Re: [Distillers] Re: what to build ?
- Ah yes, but you are confusing two distinct mechanisms--evaporation and boiling.
Evaporation connotates a state below the boiling temperature. In such a case, yes, increasing the temperature/ surface area and decreasing pressure will indeed increase the amount of liquid turning into vapor.
However, at the temperature of boiling, you cannot change the temperature. Instead, the energy you input into the liquid will convert the liquid into a gas. Only when all the liquid has been evaporated will you rise above the boiling point.
Of course, in ethanol/water distillation, it's a touch more complicated. As the stilling run progresses, the alcohol % decreases, thereby increasing the water/ethanol mixture's boiling point. But at any given point in time, you cannot exceed the mixture's boiling point.

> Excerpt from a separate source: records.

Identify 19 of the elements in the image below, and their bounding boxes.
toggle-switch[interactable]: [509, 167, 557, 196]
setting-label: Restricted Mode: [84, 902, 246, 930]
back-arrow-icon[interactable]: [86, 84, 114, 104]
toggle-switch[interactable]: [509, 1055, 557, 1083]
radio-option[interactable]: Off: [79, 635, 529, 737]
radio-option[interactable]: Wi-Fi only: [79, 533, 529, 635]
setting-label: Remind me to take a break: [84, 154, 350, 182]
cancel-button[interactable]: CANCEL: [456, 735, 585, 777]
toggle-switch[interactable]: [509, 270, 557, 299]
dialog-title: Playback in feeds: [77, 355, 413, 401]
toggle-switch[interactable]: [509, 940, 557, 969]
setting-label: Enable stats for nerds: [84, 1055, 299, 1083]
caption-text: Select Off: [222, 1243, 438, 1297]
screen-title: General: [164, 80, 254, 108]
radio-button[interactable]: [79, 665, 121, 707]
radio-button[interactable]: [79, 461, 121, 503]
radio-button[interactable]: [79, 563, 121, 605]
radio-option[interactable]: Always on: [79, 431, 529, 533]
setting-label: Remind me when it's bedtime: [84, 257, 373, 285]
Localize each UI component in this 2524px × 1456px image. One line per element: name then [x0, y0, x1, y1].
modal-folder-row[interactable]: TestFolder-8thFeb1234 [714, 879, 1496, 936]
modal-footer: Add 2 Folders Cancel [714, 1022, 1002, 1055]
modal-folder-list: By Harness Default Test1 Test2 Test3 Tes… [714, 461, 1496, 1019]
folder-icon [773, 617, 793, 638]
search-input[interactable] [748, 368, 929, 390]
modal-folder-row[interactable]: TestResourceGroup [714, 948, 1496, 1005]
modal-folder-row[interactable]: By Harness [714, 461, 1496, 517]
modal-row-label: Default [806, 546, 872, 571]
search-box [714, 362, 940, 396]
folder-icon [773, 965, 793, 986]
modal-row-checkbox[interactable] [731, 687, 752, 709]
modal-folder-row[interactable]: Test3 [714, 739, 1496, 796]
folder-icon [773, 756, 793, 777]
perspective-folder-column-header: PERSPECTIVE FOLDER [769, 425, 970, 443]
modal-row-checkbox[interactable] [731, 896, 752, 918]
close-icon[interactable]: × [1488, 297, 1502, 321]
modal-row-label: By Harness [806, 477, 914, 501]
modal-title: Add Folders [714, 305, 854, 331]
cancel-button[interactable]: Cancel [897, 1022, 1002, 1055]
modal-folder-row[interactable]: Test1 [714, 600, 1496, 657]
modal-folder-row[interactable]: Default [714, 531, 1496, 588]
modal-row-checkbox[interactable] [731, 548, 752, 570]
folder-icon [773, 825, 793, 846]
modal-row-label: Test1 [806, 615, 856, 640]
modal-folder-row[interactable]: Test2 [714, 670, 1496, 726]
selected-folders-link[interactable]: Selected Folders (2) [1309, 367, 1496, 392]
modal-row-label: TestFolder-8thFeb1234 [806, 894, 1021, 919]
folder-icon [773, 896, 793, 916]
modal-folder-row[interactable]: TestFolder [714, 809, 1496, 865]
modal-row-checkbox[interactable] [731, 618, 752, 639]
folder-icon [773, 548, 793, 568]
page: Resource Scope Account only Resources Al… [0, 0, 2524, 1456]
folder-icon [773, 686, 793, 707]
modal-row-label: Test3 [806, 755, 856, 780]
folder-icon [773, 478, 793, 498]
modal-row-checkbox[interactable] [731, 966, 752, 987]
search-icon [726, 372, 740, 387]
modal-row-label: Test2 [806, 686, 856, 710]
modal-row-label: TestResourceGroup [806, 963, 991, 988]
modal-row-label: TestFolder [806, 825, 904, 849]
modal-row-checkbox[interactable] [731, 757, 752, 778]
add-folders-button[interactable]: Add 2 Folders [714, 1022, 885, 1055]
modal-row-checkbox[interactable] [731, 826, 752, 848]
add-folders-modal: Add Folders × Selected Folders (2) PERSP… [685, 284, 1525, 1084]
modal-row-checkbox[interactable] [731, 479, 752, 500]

Surface area has no impact on this--more heat, more boiling.
Pressure does have an impact on this, by altering the boiling temperature of the mixture. Again, the rate of boiling liquid into vapor will be directly proportional to the heat input, but this will occur at a lower temp.
Hope that helps,
From: RLB <last2blast@...>
To: "Distillers@yahoogroups.com" <Distillers@yahoogroups.com>
Sent: Friday, August 16, 2013 2:11 PM
Subject: Re: [Distillers] Re: what to build ?
All I can say is that the so called experts state increasing temperature, surface area, and decreasing pressure does increaserate of evaporation. With that said, I will not comment on this subject further.
From: tgfoitwoods <zymurgybob@...>
Sent: Friday, August 16, 2013 12:24 PM
Subject: [Distillers] Re: what to build ?
Sorry to be a bubble-buster, but for a constant temperature, the the evaporation rate is solely a function of system energy input and latent heats of evaporation of the volatile liquids involved, and has nothing to do with surface area or decreased pressure.
The heat of vaporization of water is 2260 joules per gram, and for ethanol that number is 841 joules per gram. The effective heat of vaporization of a mixture of those 2 liquids, depending on their concentrations, will be somewhere between those 2 numbers.
"But", you might say, "if I lower the pressure, I can lower the boiling point" and that's true, but when it boils at the lower boiler point, every gram of water still requires 2260 joules, or watt-seconds to vaporize, and the ethanol still requires 841 joules.
For the other part of the discussion, we all know we can force a bit of evaporation by passing air over the liquid, without adding any heat. This is exactly what we do to hot soup when we blow on it to cool the soup, so if you force evaporation without adding the necessary heat of evaporation, the temperature of the liquid goes down, and the next time you blow on that soup it doesn't evaporate as much because it's now cooler. Applied to a still, this mode of operation would quickly shut you down.
So, if you want to control vapor output rate in a still (assuming good boiler insulation) your only choice is to control the heat input. 2.26kW will evaporate 1 gram of water per second and .841 kW will evaporate 1 gram of ethanol per second, period.